I really wish I wrote a more readable code for the second plot. I apologise for it’s draconian length. But it does the job of showing the percentages of the different categories and the stark contrast already tells there’s a lot desired to be done on this front as well. But clearly aren’t their rewards for parties to pursue inclusivity on these two criteria. We will see it in the following plots how the various political parties fare. Let’s examine this in the case of parties that field candidates in at least 24 consituencies to filter out small parties which do not have a pan State presence.
Now I know that the two principal parties in my State are DMK and ADMK and neither can be said to be particularly succesful due to being inclusive to either the sexes or castes. Even a party like the BJP which at the time of this elction in 2016 formed the government at the union, fares badly on sponsoring female candidates and only marginally better than the regional heavy weights in supporting suppressed castes.
So far so good, but we haven’t done any bit of machine learning so far. Let’s just look at one more plot showing the vote shares of the top six parties before seeing we can make use of machine learning algorithms to predict them.
So now we have some context around the dataset to do some actual machine learning. We are going to use the same dataset we’ve been exploring and select features and target for our X and y variables respectively.
We should pay attention to include only those columns that we would have access to before the announcement of result for our features variable. This is often one of the leakage challenges that can ruin machine learning projects if not carefully identified.
In the first step I am renaming the column names and performing some preprocessing like encoding non numeric fields and year field using scikits label encoder. I’m skipping normalizing the data since I chose to use a tree based model. However, if you use a distance based model, then scaling to normalize the features should be a part of the preprocessing pipeline.
Finally we drop columns that are now encoded and other columns that would cause leakage and run the random forest regressor. The topic of leakage is very important and even after dropping s few columns that’d cause leakage, I can certainly say that the dataset is still not impervious to leakage. I’ll explain why I feel this way in just a bit.
The score on the validation set seems ok, but what does it mean to the voteshare prediction. Let’s plot pie charts for the actual vote share and predicted to see what a score 91.26% looks like.

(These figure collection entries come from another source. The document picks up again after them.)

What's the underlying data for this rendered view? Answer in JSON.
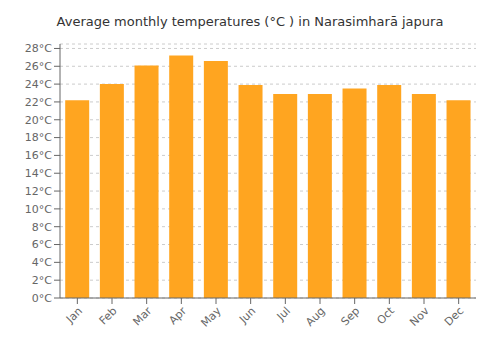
{
  "chart_data": {
    "type": "bar",
    "title": "Average monthly temperatures (°C ) in Narasimharā japura",
    "categories": [
      "Jan",
      "Feb",
      "Mar",
      "Apr",
      "May",
      "Jun",
      "Jul",
      "Aug",
      "Sep",
      "Oct",
      "Nov",
      "Dec"
    ],
    "values": [
      22.2,
      24.0,
      26.1,
      27.2,
      26.6,
      23.9,
      22.9,
      22.9,
      23.5,
      23.9,
      22.9,
      22.2
    ],
    "color": "#FFA520",
    "ylim": [
      0,
      28.5
    ],
    "yticks": [
      {
        "value": 0,
        "label": "0°C"
      },
      {
        "value": 2,
        "label": "2°C"
      },
      {
        "value": 4,
        "label": "4°C"
      },
      {
        "value": 6,
        "label": "6°C"
      },
      {
        "value": 8,
        "label": "8°C"
      },
      {
        "value": 10,
        "label": "10°C"
      },
      {
        "value": 12,
        "label": "12°C"
      },
      {
        "value": 14,
        "label": "14°C"
      },
      {
        "value": 16,
        "label": "16°C"
      },
      {
        "value": 18,
        "label": "18°C"
      },
      {
        "value": 20,
        "label": "20°C"
      },
      {
        "value": 22,
        "label": "22°C"
      },
      {
        "value": 24,
        "label": "24°C"
      },
      {
        "value": 26,
        "label": "26°C"
      },
      {
        "value": 28,
        "label": "28°C"
      }
    ],
    "grid": true
  }
}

So we see that 91% accuracy is not that bad on the charts. Now if we’re about to prematurely celebrate the success of our model, I’d like to revisit the topic of leakage.
Conclusion
In this model I’m solely using the data collected from the 2016 elections both for training and testing the model. And the voters choices that may have depended on features which were not represented as columns, like alliances, anti-incumbency, or recent events, were present in both the sets which would cause the model to perform better than if it had been tried on datasets which were previously unseen from a different election. The results dataset of the recently concluded 2021 elections have yet to be updated on the ECI’s website, and I look forward to run the model as soon as the data becomes available.